Limousin mewah berwarna putih yang tampaknya mahal itu tengah menelusuri jalanan dengan kecepatan sedang. Disebelahnya tampaklah sebuah tembok putih tinggi. Dibalik tembok tersebut tampaklah sebuah manor seukuran istana bergaya Jepang tradisional. Bangunan tersebut jelas menarik perhatian pejalan kaki yang belum familiar dengan daerah tersebut karena ukurannya 30 kali lipat bangunan-bangunan lain disekelilingnya.
Siapapun pasti langsung menyadari, pemilik mansion tersebut bukan orang kaya biasa. Setidaknya dia seorang bilioner atau semacamnya.
Didalam limousin mewah tersebut terdapat berbagai macam benda yang hanya bisa dilihat diiklan oleh masyarakat kelas menengah atas, menengah, menengah bawah dan bawah. (Termasuk author sendiri)
Disamping kiri berjejer berbagai produk minuman beralkohol bermerk luar negeri dengan harga selangit dan juga kulkas mini.
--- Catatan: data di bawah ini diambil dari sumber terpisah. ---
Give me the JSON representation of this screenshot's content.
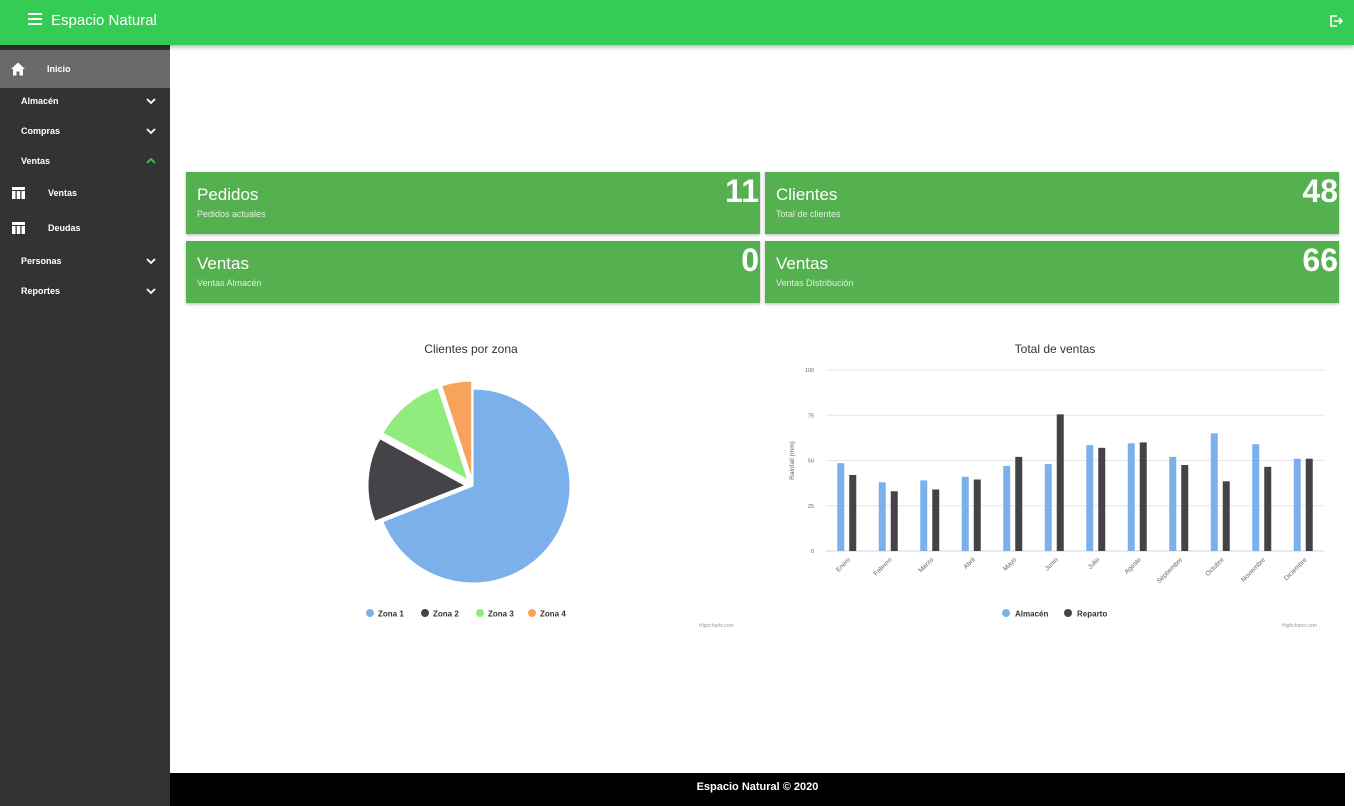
{
  "app": {
    "title": "Espacio Natural"
  },
  "sidebar": {
    "items": [
      {
        "label": "Inicio",
        "icon": "home-icon"
      },
      {
        "label": "Almacén",
        "icon": "chevron-down-icon"
      },
      {
        "label": "Compras",
        "icon": "chevron-down-icon"
      },
      {
        "label": "Ventas",
        "icon": "chevron-up-icon"
      },
      {
        "label": "Ventas",
        "icon": "table-icon"
      },
      {
        "label": "Deudas",
        "icon": "table-icon"
      },
      {
        "label": "Personas",
        "icon": "chevron-down-icon"
      },
      {
        "label": "Reportes",
        "icon": "chevron-down-icon"
      }
    ]
  },
  "cards": [
    {
      "title": "Pedidos",
      "subtitle": "Pedidos actuales",
      "value": "11"
    },
    {
      "title": "Clientes",
      "subtitle": "Total de clientes",
      "value": "48"
    },
    {
      "title": "Ventas",
      "subtitle": "Ventas Almacén",
      "value": "0"
    },
    {
      "title": "Ventas",
      "subtitle": "Ventas DIstribución",
      "value": "66"
    }
  ],
  "colors": {
    "topbar": "#34cc55",
    "card": "#55b04f",
    "sidebar": "#333333",
    "accent": "#34cc55"
  },
  "chart_data": [
    {
      "type": "pie",
      "title": "Clientes por zona",
      "categories": [
        "Zona 1",
        "Zona 2",
        "Zona 3",
        "Zona 4"
      ],
      "values": [
        69,
        14,
        12,
        5
      ],
      "colors": [
        "#7cb0eb",
        "#434348",
        "#90ed7d",
        "#f7a35c"
      ],
      "credits": "Highcharts.com"
    },
    {
      "type": "bar",
      "title": "Total de ventas",
      "ylabel": "Rainfall (mm)",
      "ylim": [
        0,
        100
      ],
      "yticks": [
        "0",
        "25",
        "50",
        "75",
        "100"
      ],
      "categories": [
        "Enero",
        "Febrero",
        "Marzo",
        "Abril",
        "Mayo",
        "Junio",
        "Julio",
        "Agosto",
        "Septiembre",
        "Octubre",
        "Noviembre",
        "Diciembre"
      ],
      "series": [
        {
          "name": "Almacén",
          "color": "#7cb0eb",
          "values": [
            48.5,
            38,
            39,
            41,
            47,
            48,
            58.5,
            59.5,
            52,
            65,
            59,
            51
          ]
        },
        {
          "name": "Reparto",
          "color": "#434348",
          "values": [
            42,
            33,
            34,
            39.5,
            52,
            75.5,
            57,
            60,
            47.5,
            38.5,
            46.5,
            51
          ]
        }
      ],
      "credits": "Highcharts.com"
    }
  ],
  "footer": {
    "text": "Espacio Natural © 2020"
  }
}
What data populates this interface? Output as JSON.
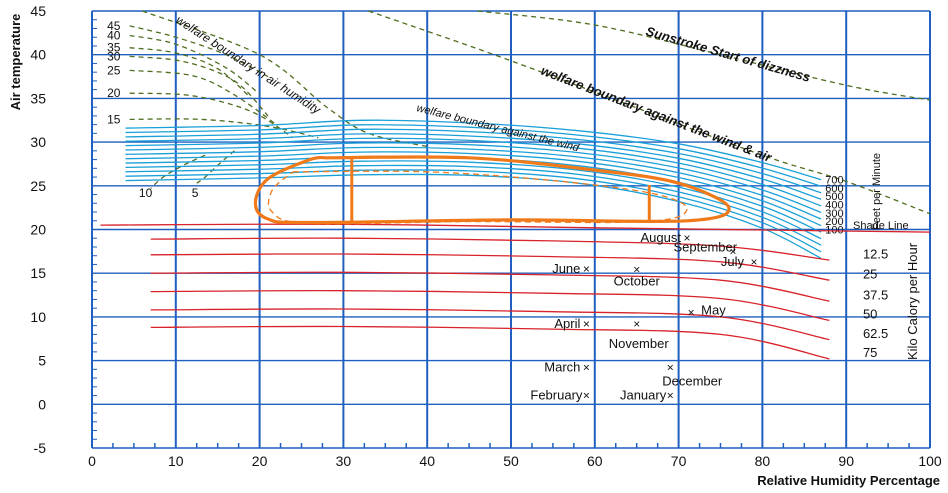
{
  "chart_data": {
    "type": "line",
    "title": "",
    "xlabel": "Relative Humidity Percentage",
    "ylabel": "Air temperature",
    "xlim": [
      0,
      100
    ],
    "ylim": [
      -5,
      45
    ],
    "x_ticks": [
      0,
      10,
      20,
      30,
      40,
      50,
      60,
      70,
      80,
      90,
      100
    ],
    "y_ticks": [
      -5,
      0,
      5,
      10,
      15,
      20,
      25,
      30,
      35,
      40,
      45
    ],
    "grid": true,
    "annotations": {
      "sunstroke": "Sunstroke Start of dizzness",
      "welfare_wind_air": "welfare boundary against the wind & air",
      "welfare_humidity": "welfare boundary in air humidity",
      "welfare_wind": "welfare boundary against the wind",
      "shade_line": "Shade Line",
      "wind_unit": "Feet per Minute",
      "solar_unit": "Kilo Calory per Hour"
    },
    "humidity_boundary_labels": [
      "45",
      "40",
      "35",
      "30",
      "25",
      "20",
      "15"
    ],
    "low_humidity_labels": [
      "10",
      "5"
    ],
    "wind_speed_labels": [
      "700",
      "600",
      "500",
      "400",
      "300",
      "200",
      "100"
    ],
    "solar_radiation_labels": [
      "12.5",
      "25",
      "37.5",
      "50",
      "62.5",
      "75"
    ],
    "months": [
      {
        "name": "January",
        "x": 69,
        "y": 1
      },
      {
        "name": "February",
        "x": 59,
        "y": 1
      },
      {
        "name": "March",
        "x": 59,
        "y": 4.2
      },
      {
        "name": "April",
        "x": 59,
        "y": 9.2
      },
      {
        "name": "May",
        "x": 71.5,
        "y": 10.5
      },
      {
        "name": "June",
        "x": 59,
        "y": 15.5
      },
      {
        "name": "July",
        "x": 79,
        "y": 16.3
      },
      {
        "name": "August",
        "x": 71,
        "y": 19
      },
      {
        "name": "September",
        "x": 76.5,
        "y": 17.5
      },
      {
        "name": "October",
        "x": 65,
        "y": 15.4
      },
      {
        "name": "November",
        "x": 65,
        "y": 9.2
      },
      {
        "name": "December",
        "x": 69,
        "y": 4.2
      }
    ],
    "colors": {
      "grid": "#1f5fbf",
      "comfort_zone": "#f07a1a",
      "wind_lines": "#1aa0d8",
      "radiation_lines": "#d8232a",
      "boundary_dashes": "#4f6e1f",
      "text": "#111111"
    }
  }
}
Disamping kanan tampaklah cerutu-cerutu mahal dan asbak yang sepertinya terbuat dari kristal (Atau bahkan permata?)
Dibagian langit-langit terpasang sebuah chandelier putih mengkilap. (CHANDELIER? Ada chandelier dalam limo?!)
Bagaimana perasaanmu bila kau duduk didalam limousin tersebut? Bagaikan tamu kehormatan kan? Mungkin ingin sedikit menyicipi produk-produk yang biasanya tidak ditemui di supermarket dekat rumah?
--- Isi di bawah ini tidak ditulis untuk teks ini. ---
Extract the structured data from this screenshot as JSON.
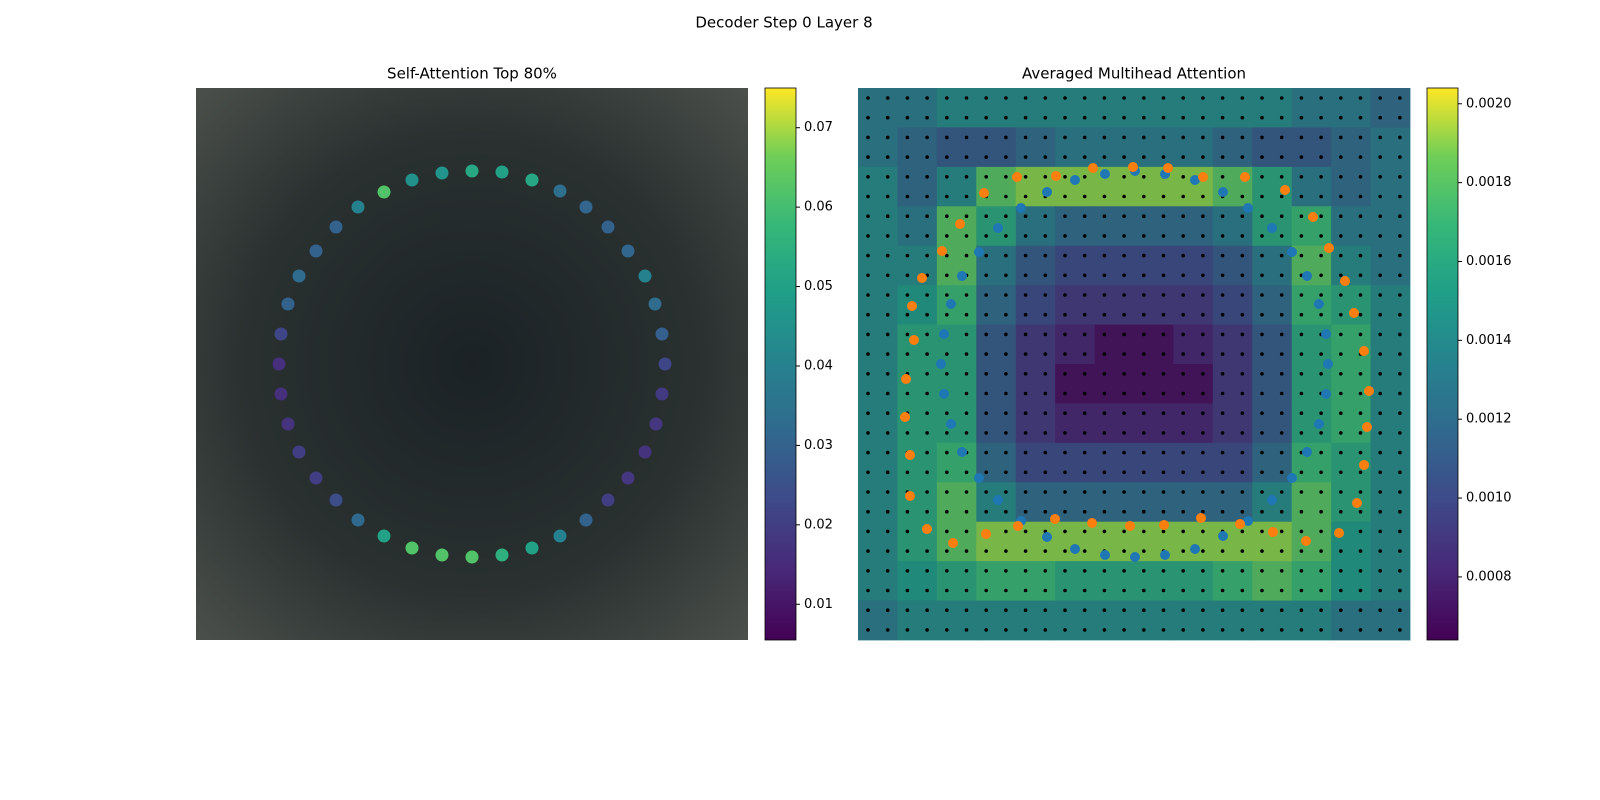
{
  "title": "Decoder Step 0 Layer 8",
  "chart_data": [
    {
      "type": "scatter",
      "title": "Self-Attention Top 80%",
      "xlim": [
        0,
        552
      ],
      "ylim": [
        0,
        552
      ],
      "x": [
        276,
        306,
        336,
        364,
        390,
        412,
        432,
        449,
        459,
        466,
        469,
        466,
        460,
        449,
        432,
        412,
        390,
        364,
        336,
        306,
        276,
        246,
        216,
        188,
        162,
        140,
        120,
        103,
        92,
        85,
        83,
        85,
        92,
        103,
        120,
        140,
        162,
        188,
        216,
        246
      ],
      "y": [
        83,
        84,
        92,
        103,
        119,
        139,
        163,
        188,
        216,
        246,
        276,
        306,
        336,
        364,
        390,
        412,
        432,
        448,
        460,
        467,
        469,
        467,
        460,
        448,
        432,
        412,
        390,
        364,
        336,
        306,
        276,
        246,
        216,
        188,
        163,
        139,
        119,
        104,
        92,
        85
      ],
      "values": [
        0.052,
        0.05,
        0.052,
        0.034,
        0.031,
        0.03,
        0.031,
        0.04,
        0.033,
        0.029,
        0.022,
        0.019,
        0.018,
        0.017,
        0.018,
        0.02,
        0.03,
        0.04,
        0.05,
        0.055,
        0.062,
        0.062,
        0.062,
        0.05,
        0.032,
        0.024,
        0.02,
        0.02,
        0.017,
        0.016,
        0.016,
        0.022,
        0.03,
        0.033,
        0.03,
        0.03,
        0.04,
        0.062,
        0.045,
        0.046
      ],
      "clim": [
        0.0055,
        0.075
      ],
      "cticks": [
        0.01,
        0.02,
        0.03,
        0.04,
        0.05,
        0.06,
        0.07
      ]
    },
    {
      "type": "heatmap",
      "title": "Averaged Multihead Attention",
      "xlim": [
        0,
        552
      ],
      "ylim": [
        0,
        552
      ],
      "z": [
        [
          0.0013,
          0.0013,
          0.0014,
          0.0014,
          0.0014,
          0.0014,
          0.0014,
          0.0014,
          0.0014,
          0.0014,
          0.0014,
          0.0013,
          0.0013,
          0.0012
        ],
        [
          0.0013,
          0.0012,
          0.0011,
          0.0011,
          0.0012,
          0.0013,
          0.0013,
          0.0013,
          0.0013,
          0.0012,
          0.0011,
          0.0011,
          0.0012,
          0.0013
        ],
        [
          0.0014,
          0.0012,
          0.0014,
          0.0018,
          0.0019,
          0.0019,
          0.0019,
          0.0019,
          0.0019,
          0.0018,
          0.0016,
          0.0013,
          0.0012,
          0.0013
        ],
        [
          0.0014,
          0.0013,
          0.0018,
          0.0016,
          0.0013,
          0.0012,
          0.0012,
          0.0012,
          0.0012,
          0.0013,
          0.0016,
          0.0017,
          0.0013,
          0.0013
        ],
        [
          0.0014,
          0.0014,
          0.0018,
          0.0013,
          0.0011,
          0.001,
          0.001,
          0.001,
          0.001,
          0.0011,
          0.0013,
          0.0018,
          0.0014,
          0.0013
        ],
        [
          0.0014,
          0.0015,
          0.0017,
          0.0012,
          0.001,
          0.0009,
          0.0009,
          0.0009,
          0.0009,
          0.001,
          0.0012,
          0.0017,
          0.0016,
          0.0014
        ],
        [
          0.0014,
          0.0016,
          0.0016,
          0.0011,
          0.0009,
          0.0008,
          0.0007,
          0.0007,
          0.0008,
          0.0009,
          0.0011,
          0.0016,
          0.0017,
          0.0014
        ],
        [
          0.0014,
          0.0016,
          0.0016,
          0.0011,
          0.0009,
          0.0007,
          0.0007,
          0.0007,
          0.0007,
          0.0009,
          0.0011,
          0.0016,
          0.0017,
          0.0014
        ],
        [
          0.0014,
          0.0016,
          0.0016,
          0.0011,
          0.0009,
          0.0008,
          0.0008,
          0.0008,
          0.0008,
          0.0009,
          0.0011,
          0.0016,
          0.0017,
          0.0014
        ],
        [
          0.0014,
          0.0016,
          0.0017,
          0.0012,
          0.001,
          0.001,
          0.001,
          0.001,
          0.001,
          0.001,
          0.0012,
          0.0017,
          0.0016,
          0.0014
        ],
        [
          0.0014,
          0.0016,
          0.0018,
          0.0014,
          0.0012,
          0.0012,
          0.0012,
          0.0012,
          0.0012,
          0.0012,
          0.0014,
          0.0018,
          0.0016,
          0.0014
        ],
        [
          0.0014,
          0.0016,
          0.0018,
          0.0019,
          0.0019,
          0.0019,
          0.0019,
          0.0019,
          0.0019,
          0.0019,
          0.0019,
          0.0018,
          0.0015,
          0.0014
        ],
        [
          0.0014,
          0.0015,
          0.0016,
          0.0017,
          0.0017,
          0.0016,
          0.0016,
          0.0016,
          0.0016,
          0.0017,
          0.0018,
          0.0017,
          0.0015,
          0.0014
        ],
        [
          0.0013,
          0.0014,
          0.0014,
          0.0014,
          0.0014,
          0.0014,
          0.0014,
          0.0014,
          0.0014,
          0.0014,
          0.0014,
          0.0014,
          0.0013,
          0.0013
        ]
      ],
      "clim": [
        0.00064,
        0.00204
      ],
      "cticks": [
        {
          "value": 0.002,
          "label": "0.0020"
        },
        0.0018,
        0.0016,
        0.0014,
        0.0012,
        {
          "value": 0.001,
          "label": "0.0010"
        },
        0.0008
      ],
      "series": [
        {
          "color": "#1f77b4",
          "x": [
            217,
            247,
            277,
            307,
            337,
            365,
            390,
            414,
            434,
            449,
            461,
            468,
            470,
            468,
            461,
            449,
            434,
            414,
            390,
            365,
            337,
            307,
            277,
            247,
            217,
            189,
            163,
            140,
            121,
            104,
            93,
            86,
            83,
            86,
            93,
            104,
            121,
            140,
            163,
            189
          ],
          "y": [
            92,
            86,
            83,
            86,
            92,
            104,
            120,
            140,
            164,
            188,
            216,
            246,
            276,
            306,
            336,
            364,
            390,
            412,
            433,
            448,
            461,
            467,
            469,
            467,
            461,
            449,
            433,
            412,
            390,
            364,
            336,
            306,
            276,
            246,
            216,
            188,
            164,
            140,
            120,
            104
          ]
        },
        {
          "color": "#ff7f0e",
          "x": [
            159,
            198,
            235,
            275,
            310,
            345,
            387,
            427,
            455,
            471,
            487,
            496,
            506,
            511,
            509,
            506,
            499,
            481,
            448,
            415,
            382,
            343,
            306,
            272,
            234,
            197,
            160,
            128,
            95,
            69,
            52,
            52,
            47,
            48,
            56,
            54,
            64,
            84,
            102,
            126
          ],
          "y": [
            89,
            88,
            80,
            79,
            80,
            89,
            89,
            102,
            129,
            160,
            193,
            225,
            263,
            303,
            339,
            377,
            415,
            445,
            453,
            444,
            436,
            430,
            437,
            438,
            435,
            431,
            438,
            446,
            455,
            441,
            408,
            367,
            329,
            291,
            252,
            218,
            190,
            163,
            136,
            105
          ]
        }
      ]
    }
  ]
}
Apakah yang sedang berada dalam pikiran orang yang saat ini berada dalam posisi tersebut?
Saa- mari kita dengar pendapat Furihata Kōki-san!
Rasanya seperti perjalanan menuju neraka…
Ujar Furihata dalam hati. Dia menghitung detik demi detik merasakan limousin itu bergerak mendekati gerbang depan manor Akashi tersebut. Ia dapat merasakan keringat dingin membanjiri tubuhnya padahal di dalam limousin itu full AC. Kaki dan tangannya gemetar dan manik cokelatnya menatap kosong ke lantai berlapiskan karpet bulu yang halus berwarna krem.
Rasanya seperti perjalanan dari ruang tahanan ke panggung eksekusi. Meninggalkan kehidupannya, keluarganya, teman-temannya. Padahal baru kemarin dia mengikuti latihan seperti biasa, dimarahi Riko seperti biasa, melerai pertengkaran Kagami dan Kuroko seperti biasa, pulang sekolah dan bercanda ria dengan Fukuda dan Kawahara seperti biasa.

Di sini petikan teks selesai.